Australian pacer Mitchell Starc expressed his disappointment at ICC rating the Optus Stadium pitch was as “average” after Australia beat India in the second Test by 146 runs. A few batsmen were hit in Perth, particularly during the second innings, and Starc said that it was just good aggressive Test cricket and such ratings make it the batters’ game completely.
“Just as a cricketing fan, it was a bit disappointing to see Perth pitch being rated average. I thought it was a fantastic battle between bat and ball, which is what you want in Test cricket,” Starc said ahead of the Boxing Day Test.
“For example, playing in MCG last year was pretty docile and the pitch didn’t do anything. You want a contest between bat and ball so that’s going to keep Test cricket alive and get people into the game like in Perth. It was a fantastic battle there and I thought it was a great pitch,” Starc said on Sunday.
Starc agreed that cracks opened up on the last two days but flat tracks which increasingly made cricket a batsmen’s game would then be devoid of any contest.
“Cracks did play a part but that’s what happens when a wicket is wearing on days four and five. Cricket is turning out to be a batters’ game if you keep making flat wickets always. You want exciting contest between bat and ball.
“When the ball is flying around and batsmen have to play, that’s the game. Marcus Harris batted on after being hit and batsmen from both sides got hit on shoulders but carried on. It’s good aggressive cricket and it brings people to the game,” he added.
Earlier during the Adelaide Test, Starc was criticized for lazy body language, but he hit back at critics with 10 wickets in the series so far, successfully spearheading Australia’s pace attack. “I did swing the ball in Perth but also in Adelaide. That’s something I have been working on with our bowling coach David Saker and it is going well. I hope to find some swing in Melbourne as well.
“Hopefully we have more grass on this pitch unlike last year. I am told it is supposed to be like the Sheffield Shield game here, so it should be a good one if so and unlike last year,” he said. The pacer said that the Australian attack is making a concentrated effort to get early wickets and the Indian openers being in poor form has certainly helped them.
He hoped to continue with similar tactics in the third Test as well, irrespective of who opens for India. “That’s our plan – we want to take early wickets and get stuck in that middle order with the new ball. That’s still our plan going forward. We will see if they make any changes to the top order. We will still have the same plan – try to put them under as much pressure as we can and bowl at that middle order as early as we can.”
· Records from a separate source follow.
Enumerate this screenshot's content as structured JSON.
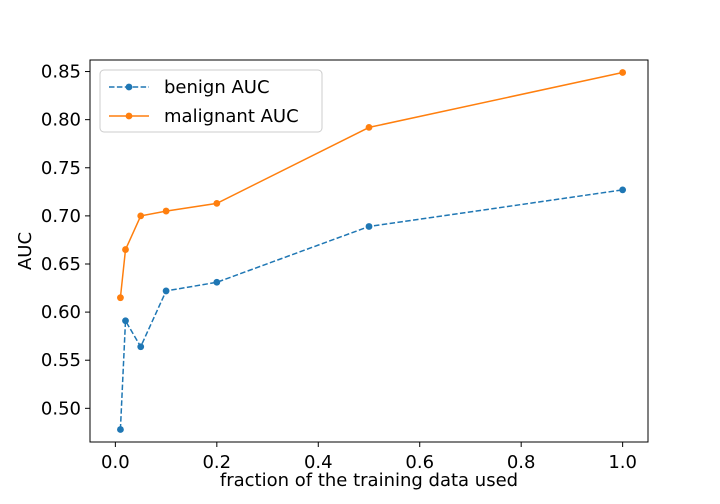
{
  "chart_data": {
    "type": "line",
    "xlabel": "fraction of the training data used",
    "ylabel": "AUC",
    "xlim": [
      -0.05,
      1.05
    ],
    "ylim": [
      0.465,
      0.862
    ],
    "xticks": [
      0.0,
      0.2,
      0.4,
      0.6,
      0.8,
      1.0
    ],
    "xtick_labels": [
      "0.0",
      "0.2",
      "0.4",
      "0.6",
      "0.8",
      "1.0"
    ],
    "yticks": [
      0.5,
      0.55,
      0.6,
      0.65,
      0.7,
      0.75,
      0.8,
      0.85
    ],
    "ytick_labels": [
      "0.50",
      "0.55",
      "0.60",
      "0.65",
      "0.70",
      "0.75",
      "0.80",
      "0.85"
    ],
    "grid": false,
    "legend_position": "top-left",
    "series": [
      {
        "name": "benign AUC",
        "color": "#1f77b4",
        "line_style": "dashed",
        "marker": "circle",
        "x": [
          0.01,
          0.02,
          0.05,
          0.1,
          0.2,
          0.5,
          1.0
        ],
        "y": [
          0.478,
          0.591,
          0.564,
          0.622,
          0.631,
          0.689,
          0.727
        ]
      },
      {
        "name": "malignant AUC",
        "color": "#ff7f0e",
        "line_style": "solid",
        "marker": "circle",
        "x": [
          0.01,
          0.02,
          0.05,
          0.1,
          0.2,
          0.5,
          1.0
        ],
        "y": [
          0.615,
          0.665,
          0.7,
          0.705,
          0.713,
          0.792,
          0.849
        ]
      }
    ]
  }
}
Starc made it clear that their gameplan won’t change even if India tweak their top-order. “We are not worried about what India are doing. For us, it’s about taking early wickets. We are trying to get into that middle order as quickly as we can and use the newer hard ball. Try to put on as much pressure as we can and take early wickets. Fortunately, we have done that in the first two Tests and hopefully it continues this week as well,” Starc said.
However the left-arm speedster doesn’t want to take Murali Vijay and KL Rahul lightly if they happen to get another chance for their past record in Australia. “There is always pressure on anyone at any given time for both teams. We will just try to take early wickets and put that pressure back on them. Both Murali Vijay and KL Rahul have scored some big runs for India in Australia before, so you cannot take them lightly. For us it is about trying to keep their scores low and trying to get stuck in that middle order as early as we can,” he added.
His pace-partners Pat Cummins agreed about this same mistake, and then talked about his duel with Virat Kohli in Perth. Cummins said that there is very little room for error when bowling to the world’s best batsman as a bowler can’t try “anything funky”.
“Of course, early wickets are great and if you get them, then we are still fresh. We have a new ball then and it helps a bit (against the middle order batsmen). “Virat batted really well I thought. Like all really good batsmen he has certain strengths and if you bowl in those areas, he will simply put you away probably nine out of ten times. For us, its just about starting really well and not letting him get off to a flyer. We want to bowl with consistency and bowl plenty of good balls.”
“Against him, you cannot try anything funky because he has such strengths. I am a happy with how we have bowled at him so far. He batted really well in first innings (at Perth), but we could have also had him a couple times as well,” Cummins said.